A relative risk below “1” means there is an inverse relationship between the factor and the outcome. For example, if the smoking group had fewer lung-cancer deaths, you would have a relative risk below 1, suggesting that smoking is a prophylactic against dying of lung cancer. You would expect to see figures below 1 for tests of effective drugs.
When reporting on relative risk, it is important to always mention the original absolute risk. If the original incidence of a disease is very low, reporting only on a large relative risk will lead to an overstatement of the effects of that risk factor. For example, if a study reports that in a group of 100,000 people just one person dies of lung cancer, while in the comparison group, two people out of 100,000 die, that is a doubling of relative risk, but the absolute risk is still quite small.
On the other hand, when the disease has a very high incidence, even a small difference in relative risk translates into high numbers of people who might be affected.
Odds Ratio
Sometimes a study will report an odds ratio instead of relative risk. This is common in a “case-control study,” in which researchers identify people with a disease or condition of interest and compare that group with another group that resembles the first but without the disease or condition. In such a study, the controls are not in place to determine relative risk. Instead, researchers can describe only probability or odds.
For example, imagine that researchers are looking at two groups of former lifeguards. One group contracted skin cancer, while the other group did not. By looking at the lifeguards’ use of the sunscreen zinc oxide, the researchers are able to calculate their odds of contracting skin cancer if they did or did not use zinc oxide. But, the researchers would not be able to calculate a generalized reduction in risk that using zinc oxide would provide to a random population.

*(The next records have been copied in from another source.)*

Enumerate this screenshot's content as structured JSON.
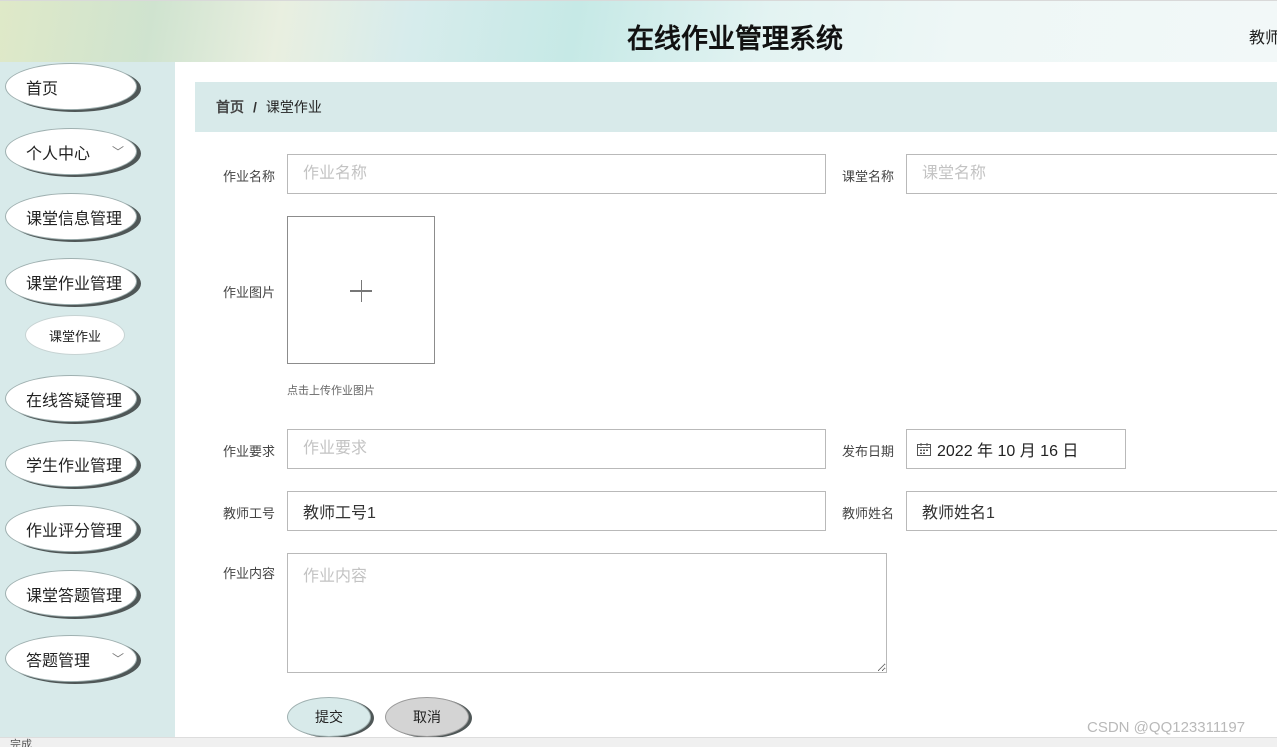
{
  "header": {
    "title": "在线作业管理系统",
    "user": "教师"
  },
  "sidebar": {
    "items": [
      {
        "label": "首页"
      },
      {
        "label": "个人中心",
        "chevron": "chevron-down-icon"
      },
      {
        "label": "课堂信息管理"
      },
      {
        "label": "课堂作业管理"
      },
      {
        "label": "在线答疑管理"
      },
      {
        "label": "学生作业管理"
      },
      {
        "label": "作业评分管理"
      },
      {
        "label": "课堂答题管理"
      },
      {
        "label": "答题管理",
        "chevron": "chevron-down-icon"
      }
    ],
    "sub_item": "课堂作业"
  },
  "breadcrumb": {
    "home": "首页",
    "separator": "/",
    "current": "课堂作业"
  },
  "form": {
    "homework_name": {
      "label": "作业名称",
      "placeholder": "作业名称"
    },
    "course_name": {
      "label": "课堂名称",
      "placeholder": "课堂名称"
    },
    "homework_image": {
      "label": "作业图片",
      "tip": "点击上传作业图片"
    },
    "requirement": {
      "label": "作业要求",
      "placeholder": "作业要求"
    },
    "publish_date": {
      "label": "发布日期",
      "value": "2022 年 10 月 16 日"
    },
    "teacher_id": {
      "label": "教师工号",
      "value": "教师工号1"
    },
    "teacher_name": {
      "label": "教师姓名",
      "value": "教师姓名1"
    },
    "content": {
      "label": "作业内容",
      "placeholder": "作业内容"
    },
    "submit_label": "提交",
    "cancel_label": "取消"
  },
  "watermark": "CSDN @QQ123311197",
  "statusbar": "完成",
  "colors": {
    "sidebar_bg": "#d8eaea",
    "breadcrumb_bg": "#d8eaea",
    "submit_bg": "#d8eaea",
    "cancel_bg": "#d4d4d4"
  }
}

To further explore this odds-ratio example, let’s pretend that the “case study” group of lifeguards who contracted skin cancer is made up of 100 people, of which 10 used zinc oxide. The “control” group consists of 400 lifeguards, of whom 300 used zinc oxide. To calculate the odds ratio that will tell you if the application of zinc oxide is protective against skin cancer, you would first look at the number of lifeguards who used zinc oxide versus those who didn’t in the case-study group of lifeguards who contracted cancer. Then divide the result by the ratio between those who used zinc oxide and those who didn’t in the control group.
The math, then, is your zinc-oxide users (10) divided by your non-zinc-oxide users in the case study’s cancer group (90) which is 0.11 (or 1 in 9). Next, divide the zinc-oxide users by the non-zinc-oxide users in the cancer-free group (300/100), to get 3. Finally, divide the first figure (0.11) by the second figure (3) to get 0.037, which is your odds ratio. You could say, “Lifeguards who use zinc oxide have 0.037 times the odds of getting skin cancer as lifeguards who do not use zinc oxide,” but that’s difficult to understand. Instead, divide the ratio into 1 and turn the sentence around to say more simply, “Lifeguards who do not use zinc oxide have 27 times the odds of getting skin cancer as lifeguards who do use zinc oxide.”

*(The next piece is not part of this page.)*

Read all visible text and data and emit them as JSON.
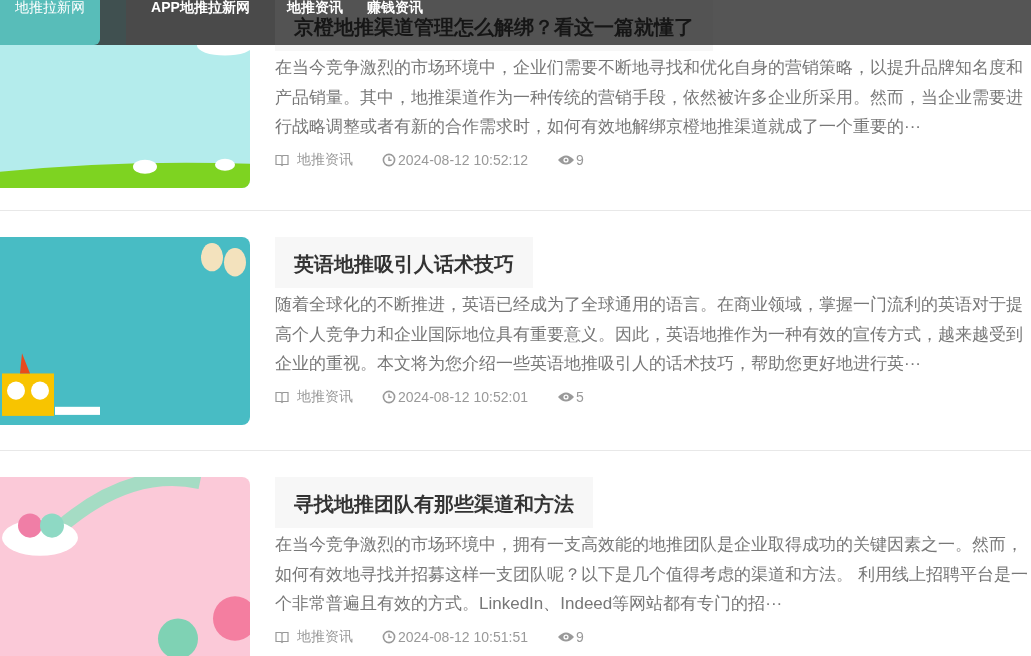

This is different from a risk assessment, since we don’t know the overall risk of getting skin cancer, nor were there controls for other factors. All we know is that, based on our made-up case study, the odds of getting skin cancer are 27 times higher for lifeguards who do not apply zinc oxide.
To summarize, when we calculate risk, we are looking at the number of cases within a population. But when calculating odds, we are comparing the cases with non-cases.